Crooks are exploiting unpatched Android flaw to drain users’ bank accounts

Hackers are actively exploiting StrandHogg, a newly revealed Android vulnerability, to steal users’ mobile banking credentials and empty their accounts, a Norwegian app security company has warned.

StrandHogg vulnerability

“Promon identified the StrandHogg vulnerability after it was informed by an Eastern European security company [Wultra] for the financial sector (to which Promon supplies app security support) that several banks in the Czech Republic had reported money disappearing from customer accounts. At the time, this was covered (but not explained), in the Czech media. Promon’s partner gave Promon a sample of the suspected malware to investigate,” Promon researchers explained.

All versions of Android are affected and all of the top 500 most popular Android apps are at risk, they found.

“StrandHogg is unique because it enables sophisticated attacks without the need for the device to be rooted. To carry out attacks, the attacker doesn’t need any special permissions on the device. The vulnerability also allows an attacker to masquerade as nearly any app in a highly believable manner,” they noted.

About the StrandHogg vulnerability

StrandHogg allows attackers to show to users fake login screens and ask for all types of permissions that may ultimately allow them to:

  • Read and send SMS messages (including those delivering second authentication factors)
  • Phish login credentials
  • Make and record phone conversations
  • Listen to the user through the microphone
  • Take photos through the device’s camera
  • Get access to photos, files on the device, location and GPS information,the contacts list, phone logs, etc.

“StrandHogg (…) uses a weakness in the multitasking system of Android to enact powerful attacks that allows malicious apps to masquerade as any other app on the device. This exploit is based on an Android control setting called ‘taskAffinity’ which allows any app – including malicious ones – to freely assume any identity in the multitasking system they desire,” the researchers explained. (More technical details are available here.)

Malware taking advantage of this vulnerability springs into action when the victim clicks the app icon of a legitimate app (click on the image for a larger version):

StrandHogg vulnerability

“The potential impact of this could be unprecedented in terms of scale and the amount of damage caused because most apps are vulnerable by default and all Android versions are affected,” noted Promon CTO Tom Lysemose Hansen.

What can users do?

Mobile security company Lookout has identified 36 malicious apps exploiting the StrandHogg vulnerability, and among them were variants of the BankBot banking trojan.

Malware using the StrandHogg flaw was not found on Google Play but was installed on target devices through several dropper apps/hostile downloaders distributed through Google Play.

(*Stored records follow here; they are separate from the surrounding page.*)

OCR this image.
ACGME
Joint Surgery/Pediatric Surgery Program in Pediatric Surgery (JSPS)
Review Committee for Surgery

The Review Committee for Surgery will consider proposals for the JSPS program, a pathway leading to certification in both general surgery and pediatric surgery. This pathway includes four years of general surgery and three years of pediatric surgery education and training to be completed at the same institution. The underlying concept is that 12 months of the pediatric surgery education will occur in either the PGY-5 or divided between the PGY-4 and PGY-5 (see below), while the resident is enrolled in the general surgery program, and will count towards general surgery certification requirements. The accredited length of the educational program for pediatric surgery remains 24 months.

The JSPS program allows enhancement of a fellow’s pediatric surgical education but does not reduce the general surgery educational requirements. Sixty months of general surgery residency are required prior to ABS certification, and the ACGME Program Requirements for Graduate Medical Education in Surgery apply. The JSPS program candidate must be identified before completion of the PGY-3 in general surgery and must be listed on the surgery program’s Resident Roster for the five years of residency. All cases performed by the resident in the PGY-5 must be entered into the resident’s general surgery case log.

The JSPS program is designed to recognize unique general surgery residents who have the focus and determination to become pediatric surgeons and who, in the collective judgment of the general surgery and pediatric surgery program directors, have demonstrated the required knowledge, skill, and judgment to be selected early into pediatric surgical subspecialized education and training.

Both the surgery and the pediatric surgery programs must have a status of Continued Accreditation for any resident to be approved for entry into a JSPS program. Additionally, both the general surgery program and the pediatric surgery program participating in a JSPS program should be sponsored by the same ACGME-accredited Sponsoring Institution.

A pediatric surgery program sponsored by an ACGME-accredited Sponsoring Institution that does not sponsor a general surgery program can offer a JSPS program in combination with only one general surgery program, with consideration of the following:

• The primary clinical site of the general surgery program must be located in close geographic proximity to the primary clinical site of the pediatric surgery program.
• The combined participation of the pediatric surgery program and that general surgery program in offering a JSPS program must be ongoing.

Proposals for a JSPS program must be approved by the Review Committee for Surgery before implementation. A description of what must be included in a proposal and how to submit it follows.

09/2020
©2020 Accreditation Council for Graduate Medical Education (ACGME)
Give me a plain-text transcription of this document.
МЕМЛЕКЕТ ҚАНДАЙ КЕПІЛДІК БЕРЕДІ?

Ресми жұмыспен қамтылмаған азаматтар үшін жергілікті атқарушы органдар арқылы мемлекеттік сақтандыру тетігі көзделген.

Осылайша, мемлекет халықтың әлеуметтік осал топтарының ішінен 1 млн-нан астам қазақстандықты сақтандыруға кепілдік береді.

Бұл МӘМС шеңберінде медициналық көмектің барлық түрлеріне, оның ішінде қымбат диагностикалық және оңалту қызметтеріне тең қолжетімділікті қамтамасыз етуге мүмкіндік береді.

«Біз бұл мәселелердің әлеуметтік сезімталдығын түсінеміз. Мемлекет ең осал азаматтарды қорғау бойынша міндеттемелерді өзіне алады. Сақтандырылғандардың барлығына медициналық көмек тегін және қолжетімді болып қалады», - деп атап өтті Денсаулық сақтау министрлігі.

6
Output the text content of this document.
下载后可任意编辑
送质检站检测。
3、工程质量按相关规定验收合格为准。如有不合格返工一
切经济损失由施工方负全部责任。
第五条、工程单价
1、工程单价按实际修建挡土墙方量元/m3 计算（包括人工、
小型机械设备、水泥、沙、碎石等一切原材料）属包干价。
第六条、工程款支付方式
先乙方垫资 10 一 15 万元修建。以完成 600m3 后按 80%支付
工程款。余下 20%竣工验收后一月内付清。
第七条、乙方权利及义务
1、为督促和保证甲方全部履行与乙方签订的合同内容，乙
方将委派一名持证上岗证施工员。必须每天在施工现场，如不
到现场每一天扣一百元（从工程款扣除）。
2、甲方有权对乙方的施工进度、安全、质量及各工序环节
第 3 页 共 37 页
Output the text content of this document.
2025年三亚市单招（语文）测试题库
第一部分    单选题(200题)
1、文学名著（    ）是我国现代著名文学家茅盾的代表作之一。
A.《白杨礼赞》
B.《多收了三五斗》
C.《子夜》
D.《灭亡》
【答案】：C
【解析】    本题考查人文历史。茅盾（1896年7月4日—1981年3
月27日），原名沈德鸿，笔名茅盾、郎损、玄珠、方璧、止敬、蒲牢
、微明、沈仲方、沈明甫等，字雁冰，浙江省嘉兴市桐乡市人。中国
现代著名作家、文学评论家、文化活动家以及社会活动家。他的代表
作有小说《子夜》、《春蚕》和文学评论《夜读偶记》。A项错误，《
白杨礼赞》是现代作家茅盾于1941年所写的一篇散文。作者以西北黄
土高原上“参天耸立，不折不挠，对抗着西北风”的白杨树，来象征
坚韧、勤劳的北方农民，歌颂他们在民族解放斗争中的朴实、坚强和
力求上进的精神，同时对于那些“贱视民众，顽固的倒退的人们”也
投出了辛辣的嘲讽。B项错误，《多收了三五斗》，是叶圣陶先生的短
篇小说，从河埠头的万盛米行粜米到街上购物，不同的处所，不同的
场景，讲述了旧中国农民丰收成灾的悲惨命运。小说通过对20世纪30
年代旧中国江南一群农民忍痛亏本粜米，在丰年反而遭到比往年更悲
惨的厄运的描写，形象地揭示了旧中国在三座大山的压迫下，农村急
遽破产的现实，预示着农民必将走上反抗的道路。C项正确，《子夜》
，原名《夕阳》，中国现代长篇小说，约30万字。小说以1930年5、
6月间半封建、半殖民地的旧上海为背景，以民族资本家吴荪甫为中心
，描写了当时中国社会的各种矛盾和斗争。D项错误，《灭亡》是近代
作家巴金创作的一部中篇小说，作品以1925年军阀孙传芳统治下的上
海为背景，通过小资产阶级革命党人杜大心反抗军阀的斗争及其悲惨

These particular apps have been removed by Google, but dropper apps often bypass Google Play’s protections and trick users into downloading them by pretending to have the functionality of popular apps.

Despite Penn State University researchers theoretically describing certain aspects of the StrandHogg vulnerability in 2015 and Promon notifying Google of their discovery this summer, Google has yet to plug the security hole, but they said they are investigating ways to improve Google Play Protect’s ability to protect users against similar issues.

Promon researchers say that it’s difficult for app makers to detect if attackers are exploiting StrandHogg against their own app(s), but that the risk can be partly mitigated by setting the task affinity of all activities to “”(empty string) in the application tag of AndroidManifest.xml.

As, according to the researchers, there’s no effective block or reliable detection method against StrandHogg on Android devices, users are advised to be on the lookout for things like:

  • An app or service that they have already logged into asking for a login
  • Permission pop-ups that don’t contain an app name
  • Buttons and links in the user interface that do nothing when clicked on
  • Typos and mistakes in the user interface.